Das ist bei den Veränderungen, die aktuell im WDR-Hörfunk diskutiert werden, anders.

Ich frage mich immer, aus welchem Motiv jemand gegen Veränderungen ist. Geht es darum, dass sich eine persönliche Arbeitssituation verändert oder geht es um inhaltlichen Fragen? Aber solche Diskussionen muss man führen und auch aushalten.

Wie kommt das bei Ihnen an?

Ich bin manchmal sehr verblüfft darüber, dass ausgerechnet Medienleute, die ständig allen sagen, was sie anders machen müssten, in ihrer eigenen Branche eine erhebliche Zurückhaltung aufbringen, was Veränderung angeht. Das ist paradox, ist aber so. Bei 1Live haben wir von Anfang an versucht, ein Klima für eine permanente Veränderungsbereitschaft einzuführen. Viele verstehen Veränderung als Kritik an dem, was sie bisher gemacht haben, doch eigentlich geht es darum, zu sagen: Das, was wir bisher gemacht haben, war für die Vergangenheit okay, aber reicht es noch für die Zukunft?

"Wir sind ja keine Selbsterfüllung, wir sind eine Abteilung des WDR."
Jochen Rausch

Das galt 1995 auch für den neuen jungen Sender, für den bewusst auf den WDR im Namen verzichtet wurde?

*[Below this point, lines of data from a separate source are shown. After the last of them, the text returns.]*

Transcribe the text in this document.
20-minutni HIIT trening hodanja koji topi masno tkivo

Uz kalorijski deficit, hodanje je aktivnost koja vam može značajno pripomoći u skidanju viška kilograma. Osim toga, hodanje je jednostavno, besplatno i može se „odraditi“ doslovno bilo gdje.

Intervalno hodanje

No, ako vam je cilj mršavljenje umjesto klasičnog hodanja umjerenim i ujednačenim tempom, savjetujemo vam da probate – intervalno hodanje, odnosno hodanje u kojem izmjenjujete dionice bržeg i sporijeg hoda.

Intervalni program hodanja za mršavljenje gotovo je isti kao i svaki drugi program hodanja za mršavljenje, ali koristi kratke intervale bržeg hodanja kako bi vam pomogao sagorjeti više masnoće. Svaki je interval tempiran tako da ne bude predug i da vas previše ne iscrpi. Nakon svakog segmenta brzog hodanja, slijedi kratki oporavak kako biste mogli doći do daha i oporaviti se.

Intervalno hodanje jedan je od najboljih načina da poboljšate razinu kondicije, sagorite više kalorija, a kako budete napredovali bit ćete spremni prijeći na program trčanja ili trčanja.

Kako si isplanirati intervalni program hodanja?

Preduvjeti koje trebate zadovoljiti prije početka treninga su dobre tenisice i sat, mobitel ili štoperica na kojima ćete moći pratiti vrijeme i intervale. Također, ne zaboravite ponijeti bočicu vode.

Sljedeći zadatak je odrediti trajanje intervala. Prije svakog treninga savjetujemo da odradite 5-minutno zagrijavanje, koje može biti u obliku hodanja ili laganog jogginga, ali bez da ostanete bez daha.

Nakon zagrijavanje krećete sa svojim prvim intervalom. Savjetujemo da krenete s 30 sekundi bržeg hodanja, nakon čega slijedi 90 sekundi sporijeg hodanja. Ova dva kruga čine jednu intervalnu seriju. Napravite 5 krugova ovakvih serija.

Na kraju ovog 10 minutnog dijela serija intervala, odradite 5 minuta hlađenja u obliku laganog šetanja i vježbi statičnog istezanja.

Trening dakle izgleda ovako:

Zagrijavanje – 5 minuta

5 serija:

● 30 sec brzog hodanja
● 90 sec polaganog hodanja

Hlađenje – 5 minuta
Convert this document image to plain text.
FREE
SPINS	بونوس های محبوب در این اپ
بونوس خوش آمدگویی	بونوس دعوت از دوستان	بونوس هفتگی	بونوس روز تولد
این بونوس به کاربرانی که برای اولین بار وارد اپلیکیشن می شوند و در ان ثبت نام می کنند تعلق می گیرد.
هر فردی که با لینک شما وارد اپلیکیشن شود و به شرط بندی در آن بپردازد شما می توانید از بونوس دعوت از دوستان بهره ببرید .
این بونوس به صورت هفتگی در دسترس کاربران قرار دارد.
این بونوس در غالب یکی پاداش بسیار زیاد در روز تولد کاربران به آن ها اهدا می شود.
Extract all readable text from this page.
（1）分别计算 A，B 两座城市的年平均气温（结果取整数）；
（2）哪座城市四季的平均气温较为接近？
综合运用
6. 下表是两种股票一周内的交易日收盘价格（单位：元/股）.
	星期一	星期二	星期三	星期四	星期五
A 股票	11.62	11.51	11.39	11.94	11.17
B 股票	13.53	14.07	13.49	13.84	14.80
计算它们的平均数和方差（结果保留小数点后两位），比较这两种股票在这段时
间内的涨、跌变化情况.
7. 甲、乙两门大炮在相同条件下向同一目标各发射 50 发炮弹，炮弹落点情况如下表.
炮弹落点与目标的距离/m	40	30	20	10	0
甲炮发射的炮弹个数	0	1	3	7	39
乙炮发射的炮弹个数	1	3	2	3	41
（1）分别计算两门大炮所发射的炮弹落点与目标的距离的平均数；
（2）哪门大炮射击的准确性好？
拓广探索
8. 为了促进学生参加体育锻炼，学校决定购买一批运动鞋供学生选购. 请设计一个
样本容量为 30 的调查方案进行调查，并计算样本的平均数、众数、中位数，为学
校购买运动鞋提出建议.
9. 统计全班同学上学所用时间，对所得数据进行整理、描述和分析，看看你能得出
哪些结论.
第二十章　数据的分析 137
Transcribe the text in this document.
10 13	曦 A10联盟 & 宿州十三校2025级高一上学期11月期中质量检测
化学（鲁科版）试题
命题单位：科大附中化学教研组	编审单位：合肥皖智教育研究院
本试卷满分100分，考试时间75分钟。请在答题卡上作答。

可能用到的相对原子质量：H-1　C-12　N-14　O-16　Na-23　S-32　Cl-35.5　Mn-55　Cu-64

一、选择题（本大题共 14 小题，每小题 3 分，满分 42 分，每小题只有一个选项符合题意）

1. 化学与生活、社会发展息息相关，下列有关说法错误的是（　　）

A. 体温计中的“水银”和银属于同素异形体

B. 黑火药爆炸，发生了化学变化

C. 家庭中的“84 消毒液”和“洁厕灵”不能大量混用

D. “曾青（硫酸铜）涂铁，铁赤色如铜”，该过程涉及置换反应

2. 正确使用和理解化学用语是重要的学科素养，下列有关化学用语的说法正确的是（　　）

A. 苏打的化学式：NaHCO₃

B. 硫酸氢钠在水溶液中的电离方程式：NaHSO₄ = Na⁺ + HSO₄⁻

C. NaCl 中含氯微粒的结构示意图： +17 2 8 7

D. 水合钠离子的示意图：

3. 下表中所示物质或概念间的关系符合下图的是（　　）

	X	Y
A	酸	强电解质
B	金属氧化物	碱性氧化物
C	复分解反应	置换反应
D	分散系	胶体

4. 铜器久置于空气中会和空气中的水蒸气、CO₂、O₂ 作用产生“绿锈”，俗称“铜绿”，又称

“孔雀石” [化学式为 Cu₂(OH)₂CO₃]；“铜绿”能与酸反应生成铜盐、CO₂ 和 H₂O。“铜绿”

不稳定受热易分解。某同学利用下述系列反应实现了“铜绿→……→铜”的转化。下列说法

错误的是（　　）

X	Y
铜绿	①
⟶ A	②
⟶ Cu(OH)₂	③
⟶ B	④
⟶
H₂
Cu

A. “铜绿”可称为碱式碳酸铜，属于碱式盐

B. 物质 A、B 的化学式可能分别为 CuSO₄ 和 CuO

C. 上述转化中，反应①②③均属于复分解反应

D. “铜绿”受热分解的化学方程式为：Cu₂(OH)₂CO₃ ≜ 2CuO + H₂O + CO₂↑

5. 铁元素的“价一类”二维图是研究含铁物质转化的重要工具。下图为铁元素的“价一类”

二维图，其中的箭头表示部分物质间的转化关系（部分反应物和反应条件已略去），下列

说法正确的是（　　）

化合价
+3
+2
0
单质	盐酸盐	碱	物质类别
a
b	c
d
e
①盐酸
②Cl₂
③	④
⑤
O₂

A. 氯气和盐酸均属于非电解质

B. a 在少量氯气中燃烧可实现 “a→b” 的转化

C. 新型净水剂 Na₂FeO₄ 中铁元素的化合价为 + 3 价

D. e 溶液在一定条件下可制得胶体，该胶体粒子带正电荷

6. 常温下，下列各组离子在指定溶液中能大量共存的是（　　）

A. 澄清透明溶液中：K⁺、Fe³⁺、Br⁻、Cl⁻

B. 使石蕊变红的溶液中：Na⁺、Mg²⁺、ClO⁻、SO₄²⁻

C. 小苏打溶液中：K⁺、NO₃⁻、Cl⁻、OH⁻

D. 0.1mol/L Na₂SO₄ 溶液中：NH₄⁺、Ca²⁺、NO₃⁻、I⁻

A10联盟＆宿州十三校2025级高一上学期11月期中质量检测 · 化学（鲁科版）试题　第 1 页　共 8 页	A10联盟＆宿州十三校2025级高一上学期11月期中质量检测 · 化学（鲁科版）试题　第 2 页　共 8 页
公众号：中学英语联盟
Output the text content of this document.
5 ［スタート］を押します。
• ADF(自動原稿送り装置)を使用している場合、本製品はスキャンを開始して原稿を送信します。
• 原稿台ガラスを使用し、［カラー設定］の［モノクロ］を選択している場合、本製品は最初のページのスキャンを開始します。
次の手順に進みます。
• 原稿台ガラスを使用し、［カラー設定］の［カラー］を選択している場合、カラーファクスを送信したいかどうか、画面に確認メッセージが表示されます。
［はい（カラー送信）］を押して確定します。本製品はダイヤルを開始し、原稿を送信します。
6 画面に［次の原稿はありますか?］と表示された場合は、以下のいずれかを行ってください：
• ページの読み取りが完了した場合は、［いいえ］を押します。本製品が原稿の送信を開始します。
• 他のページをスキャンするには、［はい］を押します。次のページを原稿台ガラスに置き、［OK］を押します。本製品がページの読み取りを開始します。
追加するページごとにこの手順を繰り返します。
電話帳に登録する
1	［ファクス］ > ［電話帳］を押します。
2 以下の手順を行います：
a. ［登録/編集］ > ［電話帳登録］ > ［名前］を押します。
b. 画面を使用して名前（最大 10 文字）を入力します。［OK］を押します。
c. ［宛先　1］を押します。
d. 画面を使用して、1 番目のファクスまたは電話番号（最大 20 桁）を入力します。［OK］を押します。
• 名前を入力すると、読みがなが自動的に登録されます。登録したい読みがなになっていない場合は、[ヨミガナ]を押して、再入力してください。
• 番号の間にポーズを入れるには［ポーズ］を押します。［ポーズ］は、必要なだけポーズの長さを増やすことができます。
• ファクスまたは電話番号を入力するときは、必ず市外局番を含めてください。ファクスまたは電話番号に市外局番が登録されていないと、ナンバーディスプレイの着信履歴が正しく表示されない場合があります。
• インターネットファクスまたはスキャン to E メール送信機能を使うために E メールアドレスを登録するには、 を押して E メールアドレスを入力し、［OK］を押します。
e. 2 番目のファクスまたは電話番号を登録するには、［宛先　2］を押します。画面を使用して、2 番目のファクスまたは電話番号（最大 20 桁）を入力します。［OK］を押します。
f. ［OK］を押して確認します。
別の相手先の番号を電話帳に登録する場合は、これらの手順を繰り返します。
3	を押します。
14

Friedrich Nowottny, der zu dieser Zeit Intendant war, war von der Streichung des WDR aus dem Namen, nicht begeistert. Zwar hatte der WDR ein gutes Image, galt aber als erwachsen und seriös. Die jungen Leute trauten dem WDR aber nicht zu, ein Programm zu machen, das ihnen gefällt. Ein Medienforscher sagte uns damals: Wenn ihr euch weiter WDR 1 nennt, dann lauft ihr gegen starke Vorurteile an. Die kann man vielleicht überwinden, aber die Gefahr, dass das nicht gelingt, ist viel größer als es mit einem neuen Namen zu versuchen. Wir, die vom WDR kamen, haben uns damit zugegebenermaßen auch schwer getan. Man fand den WDR ja gut, deshalb war man ja da.

Interessanterweise geht der WDR jetzt den umgekehrten Weg. 1Live ist inzwischen wieder räumlich nah dran am WDR und der Absender soll auch häufiger genannt werden. Wieso die Rolle rückwärts, wo 1Live doch eine derartige Erfolgsgeschichte ist?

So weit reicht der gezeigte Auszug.